JB: Yes, good question. For me, the idea of The Grand Tour was quite hard fought. It is fascinating as an idea of the beginnings of cultural tourism, with all its references to classical architecture, painting and sculpture, thus, it felt like a logical extension from the utilitarian antiquity of the Roman Roads record.. Also, I like the way the words The Grand Tour have in some ways sublime and romantic connotations, yet have been absorbed and morphed into our 21st century culture through names of various cars and computer games.. It looms over us without many realising. I was also very keen to make a record about a set route to allow me to construct an imaginary travelogue-style record. The tour was fundamentally quite a specific route through Europe, like any journey, it is actually filled with moments of pastoral wide-open spaces and the natural emptiness of landscape. Thus it's as much a record about purely the momentum and rhythm of travel - of looking at various things as you move through a space. As you say, my artwork tends to be about abstraction and minimalism, so it was interesting to try and find esoteric ways of representing the idea of travel and tourism, which brought me to the geometric layout of generic holiday postcards as interesting documents of journeys.   

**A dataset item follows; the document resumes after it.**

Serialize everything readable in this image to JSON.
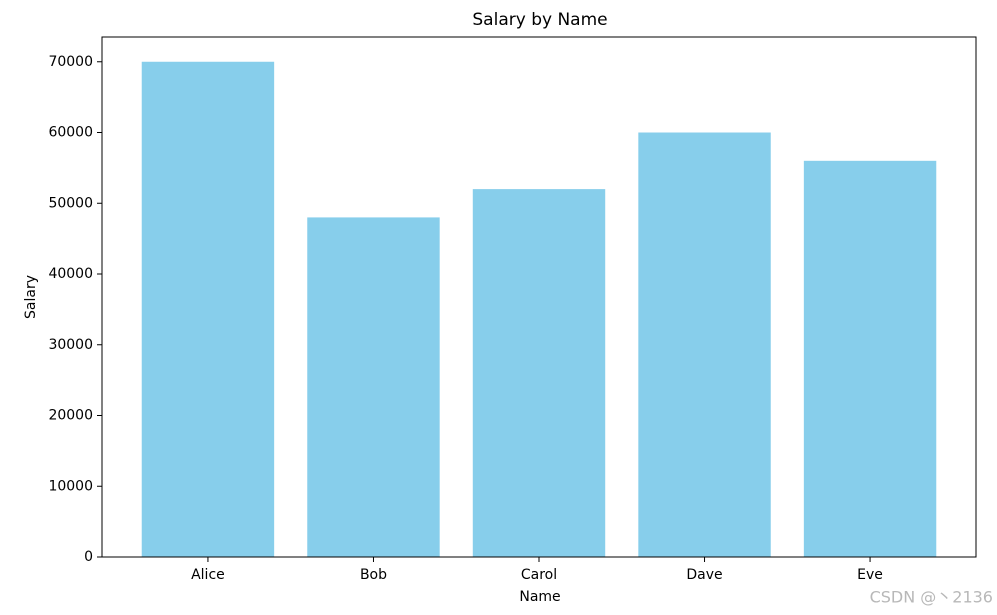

Did the recording also involve a lot of research into the tour? Were the track titles, for example, mapped carefully onto its route?

JB: Yes, as I was writing the record, I was reading around the history and concept. The point that I kept coming back to was that as an event, The Grand Tour is fundamentally the start of tourism as we know it - of boarding a plane to go and view things and to experience and be somewhere else for a period of time. i.e. The idea of University students taking the ubiquitous gap year of an expedition across a country. I remember going InterRailing through Europe as a late teenager and that kept coming back into my mind as I was writing the record - of the experiences and sights of a trip like that.

The music and titles were very important in relation to the routes - attempting to plot the journeys that would have been taken. Of course this was easier said than done, because the music was attempting to respond to some historical, geographic characteristics of the title and place being considered. It was like a map as a jigsaw puzzle.

With Roman Roads, you recorded in Berlin, but for the new record you relocated south to the Bavarian Alps: why the move? What did that enable in the music?

JB: It was brilliant to be in the middle of nowhere recording. My intention was that the physical space would result in a more reflective record - To be somewhere like that of course puts say Dalston and the Kingsland Road into perspective.. (I'm only sorry the track called 'On Observing The Matter Valley' I couldn't make work on the album. But I suppose it's my ode to where I was.)

Did your experience working with Simon Fisher Turner on the soundtrack to The Epic Of Everest influence you at all?

JB: Yes, it was and is a brilliant project to be involved with. I guess mountains journeys couldn't help but creep in. I think one of the messages from the Everest documentary is in relation to man's conquering, yet fragile relationship to nature. One example on the new record would be the track -  'From The Heights Of The Simplon Pass' which addresses and revisits the high Alpine route made famous by William Wordsworth's poem. 

Finally, have you got any further plans for live outings of the new record?

JB: Yes, initially I'm playing Rough Trade East on July 30 and The Proud Archivist on August 26. Then there are some logical European dates being booked at the moment.